Primeiro, na semana passada, no dia nove de dezembro, o ministro de Relações Exteriores de Israel, Yair Lapid, visitou o Egito. Pelo acordo de formação do governo israelense, inclusive, Lapid deve ser o primeiro-ministro em 2023. As relações com o Egito são simbólicas e importantes para Israel. Simbólicas pois o Egito foi o primeiro país árabe que normalizou relações com Israel, em 1978.
Importantes pois é com o Egito que Israel partilha as fronteiras com a Faixa de Gaza, e ambos os governos são inimigos do Hamas, que é filiado à Irmandade Muçulmana, o principal antagonista doméstico das ditaduras militares egípcias. Nos últimos anos, a Turquia também se tornou um adversário comum, já que o governo de Ancara apoia a Irmandade e, consequentemente, o Hamas.
A visita de Lapid foi marcada por um gesto de aproximação, a devolução de cerca de noventa artefatos históricos egípcios que foram confiscados por autoridades policiais israelenses nos últimos anos, especialmente em mercados de antiguidades de Jerusalém. Lapid se encontrou com o presidente Abdel Fattah al-Sisi, seu homólogo Sameh Shoukry e também com o chefe da inteligência militar egípcia.
Cooperação
Os dois governos conversaram sobre cooperação em “segurança, diplomacia e economia”, segundo Yair Lapid. Esses três itens significam coisas mais específicas. Em segurança, as pautas foram o citado Hamas e também uma eventual resposta conjunta em relação ao Irã, já que nenhum dos dois países deseja que Teerã possua armas nucleares. Diplomacia significa o diálogo com a Autoridade Nacional Palestina, já que o Egito defende uma solução de Dois Estados com a Palestina, desde que sem o Hamas.
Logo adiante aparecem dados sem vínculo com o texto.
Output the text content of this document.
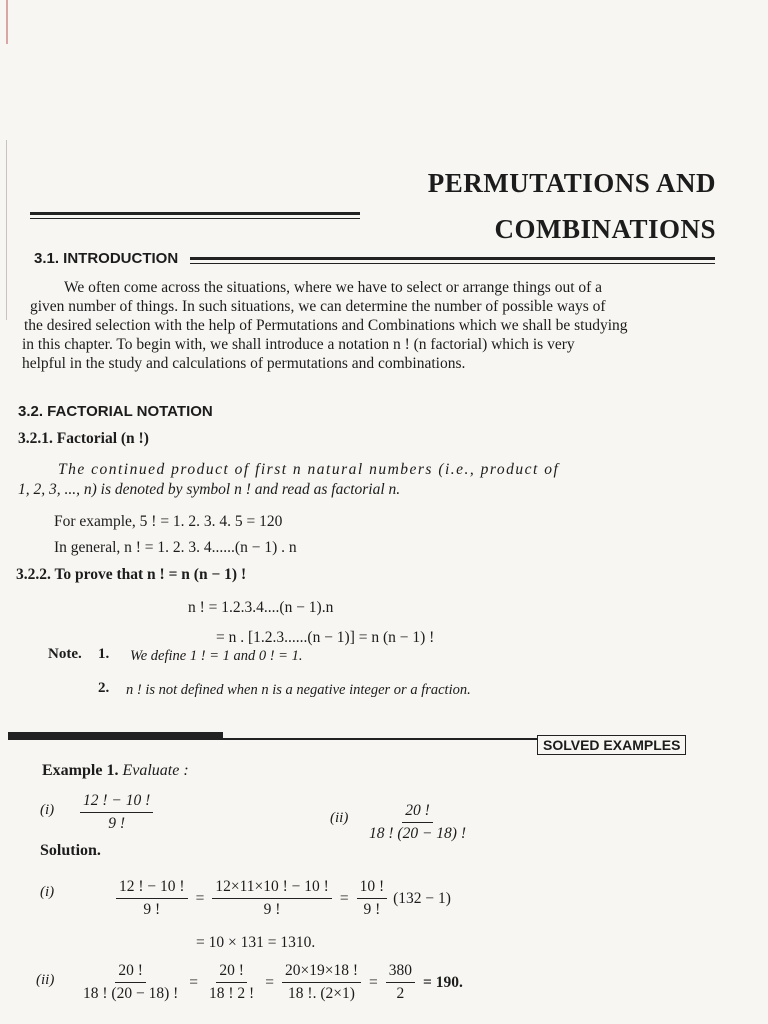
PERMUTATIONS AND
COMBINATIONS
3.1. INTRODUCTION
We often come across the situations, where we have to select or arrange things out of a
given number of things. In such situations, we can determine the number of possible ways of
the desired selection with the help of Permutations and Combinations which we shall be studying
in this chapter. To begin with, we shall introduce a notation n ! (n factorial) which is very
helpful in the study and calculations of permutations and combinations.
3.2. FACTORIAL NOTATION
3.2.1. Factorial (n !)
The continued product of first n natural numbers (i.e., product of
1, 2, 3, ..., n) is denoted by symbol n ! and read as factorial n.
For example, 5 ! = 1. 2. 3. 4. 5 = 120
In general, n ! = 1. 2. 3. 4......(n − 1) . n
3.2.2. To prove that n ! = n (n − 1) !
n ! = 1.2.3.4....(n − 1).n
= n . [1.2.3......(n − 1)] = n (n − 1) !
Note. 1. We define 1 ! = 1 and 0 ! = 1.
2. n ! is not defined when n is a negative integer or a fraction.
SOLVED EXAMPLES
Example 1. Evaluate :
$(i) \frac{12 ! - 10 !}{9 !}$	$(ii) \frac{20 !}{18 ! (20 - 18) !}$
Solution.
(i)	$\frac{12 ! - 10 !}{9 !} = \frac{12\times 11\times 10 ! - 10 !}{9 !} = \frac{10 !}{9 !} (132 - 1)$
= 10 × 131 = 1310.
$(ii) \frac{20 !}{18 ! (20 - 18) !} = \frac{20 !}{18 ! 2 !} = \frac{20\times 19\times 18 !}{18 !. (2\times 1)} = \frac{380}{2} = 190$.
Finalmente, em economia, o principal objetivo comum é a cooperação energética, especialmente com a descoberta de campos de gás natural no Mediterrâneo. Tanto Egito quanto Israel possuem desafios energéticos e uma solução comum pode ser economicamente interessante. Essa também foi a pauta da conversa entre al-Sisi e o premiê israelense, Naftali Bennett, três meses atrás, em um resort no Mar Vermelho.
Bennett que, na última segunda-feira, tornou-se o primeiro premiê israelense a ser recebido pelo principal líder dos Emirados Árabes Unidos, Mohammed bin Zayed, em Abu Dhabi. Os dois países normalizaram suas relações no ano passado, com os Acordos de Abraão, mediados pelos EUA. Nesse caso, a pauta foi o Irã em primeiro lugar. E em segundo e terceiro lugar também.
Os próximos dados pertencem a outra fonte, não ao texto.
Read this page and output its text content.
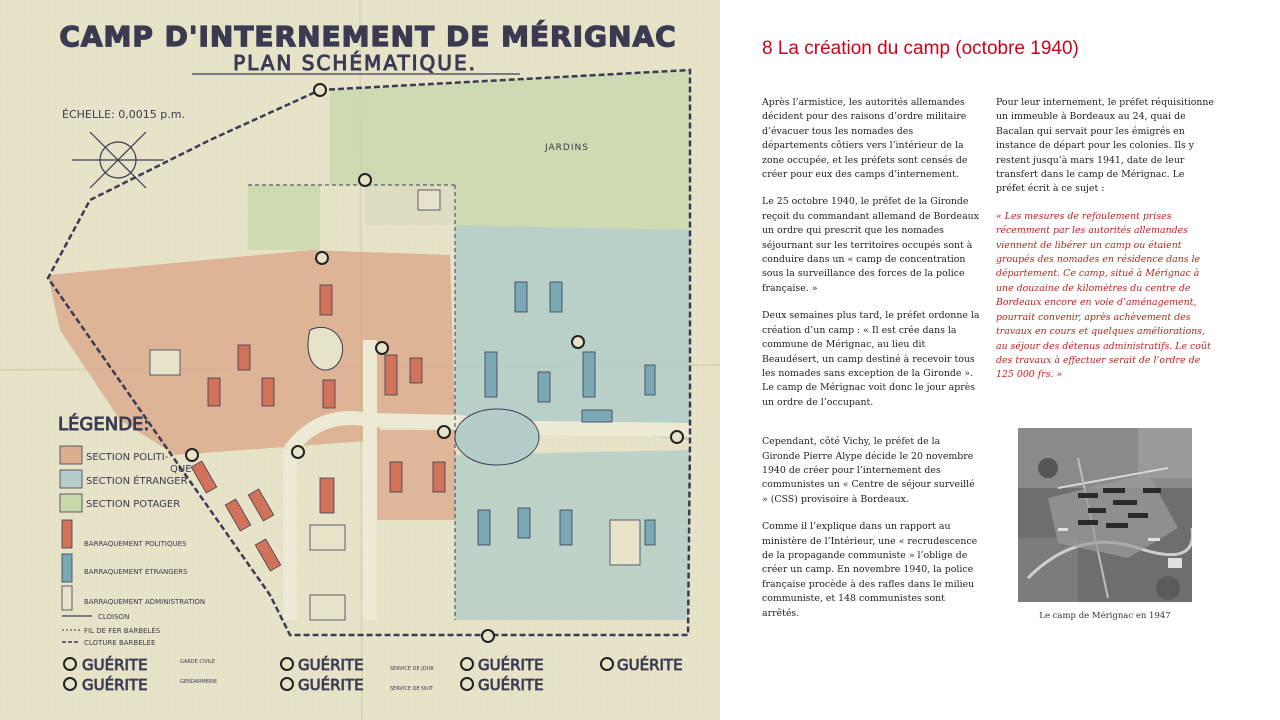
CAMP D'INTERNEMENT DE MÉRIGNAC
PLAN SCHÉMATIQUE.
ÉCHELLE: 0,0015 p.m.
JARDINS
LÉGENDE:
SECTION POLITI-
QUE
SECTION ÉTRANGER
SECTION POTAGER
BARRAQUEMENT POLITIQUES
BARRAQUEMENT ÉTRANGERS
BARRAQUEMENT ADMINISTRATION
CLOISON
FIL DE FER BARBELÉS
CLOTURE BARBELÉE
GUÉRITE
GUÉRITE
GUÉRITE
GUÉRITE
GUÉRITE
GUÉRITE
GUÉRITE
GARDE CIVILE
GENDARMERIE
SERVICE DE JOUR
SERVICE DE NUIT
8 La création du camp (octobre 1940)

Après l’armistice, les autorités allemandes décident pour des raisons d’ordre militaire d’évacuer tous les nomades des départements côtiers vers l’intérieur de la zone occupée, et les préfets sont censés de créer pour eux des camps d’internement.

Le 25 octobre 1940, le préfet de la Gironde reçoit du commandant allemand de Bordeaux un ordre qui prescrit que les nomades séjournant sur les territoires occupés sont à conduire dans un « camp de concentration sous la surveillance des forces de la police française. »

Deux semaines plus tard, le préfet ordonne la création d’un camp : « Il est crée dans la commune de Mérignac, au lieu dit Beaudésert, un camp destiné à recevoir tous les nomades sans exception de la Gironde ». Le camp de Mérignac voit donc le jour après un ordre de l’occupant.

Cependant, côté Vichy, le préfet de la Gironde Pierre Alype décide le 20 novembre 1940 de créer pour l’internement des communistes un « Centre de séjour surveillé » (CSS) provisoire à Bordeaux.

Comme il l’explique dans un rapport au ministère de l’Intérieur, une « recrudescence de la propagande communiste » l’oblige de créer un camp. En novembre 1940, la police française procède à des rafles dans le milieu communiste, et 148 communistes sont arrêtés.

Pour leur internement, le préfet réquisitionne un immeuble à Bordeaux au 24, quai de Bacalan qui servait pour les émigrés en instance de départ pour les colonies. Ils y restent jusqu’à mars 1941, date de leur transfert dans le camp de Mérignac. Le préfet écrit à ce sujet :

« Les mesures de refoulement prises récemment par les autorités allemandes viennent de libérer un camp ou étaient groupés des nomades en résidence dans le département. Ce camp, situé à Mérignac à une douzaine de kilomètres du centre de Bordeaux encore en voie d’aménagement, pourrait convenir, après achèvement des travaux en cours et quelques améliorations, au séjour des détenus administratifs. Le coût des travaux à effectuer serait de l’ordre de 125 000 frs. »

Le camp de Mérignac en 1947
Existem dois aspectos interesses nessa relação, além da mera rivalidade com o Irã e a posição comum de não desejarem o desenvolvimento de armas nucleares pelos iranianos. Aqui no nosso espaço, dois anos atrás, fizemos uma série de textos sobre a rivalidade entre o Irã e os sauditas, travando uma “guerra fria” regional. No último ano, entretanto, os EAU conquistaram maior protagonismo nessa disputa.
Protagonismo árabe
Por exemplo, no Iêmen, emiradenses e sauditas possuem interesses diversos, algo também já abordado no nosso espaço e, até o momento, o governo saudita não normalizou suas relações com Israel, ao contrário de seus vizinhos. De forma mais chocante, nos últimos dias, surgiram “vazamentos” indicando conversas entre os sauditas e o Irã. Surpreendentemente, o ministro de Relações Exteriores saudita, Faisal bin Farhan, confirmou as conversas.
Ele, entretanto, negou que tenha sido realizada uma “cúpula secreta” em Amã, na Jordânia, com o rei jordaniano como mediador. Algum tipo de acordo entre sauditas e iranianos teria enorme impacto mundial, tanto por diminuir as tensões na região quanto por, certamente, envolver uma política comum em relação ao petróleo, principal produto de ambas as economias e algo que afeta a economia global.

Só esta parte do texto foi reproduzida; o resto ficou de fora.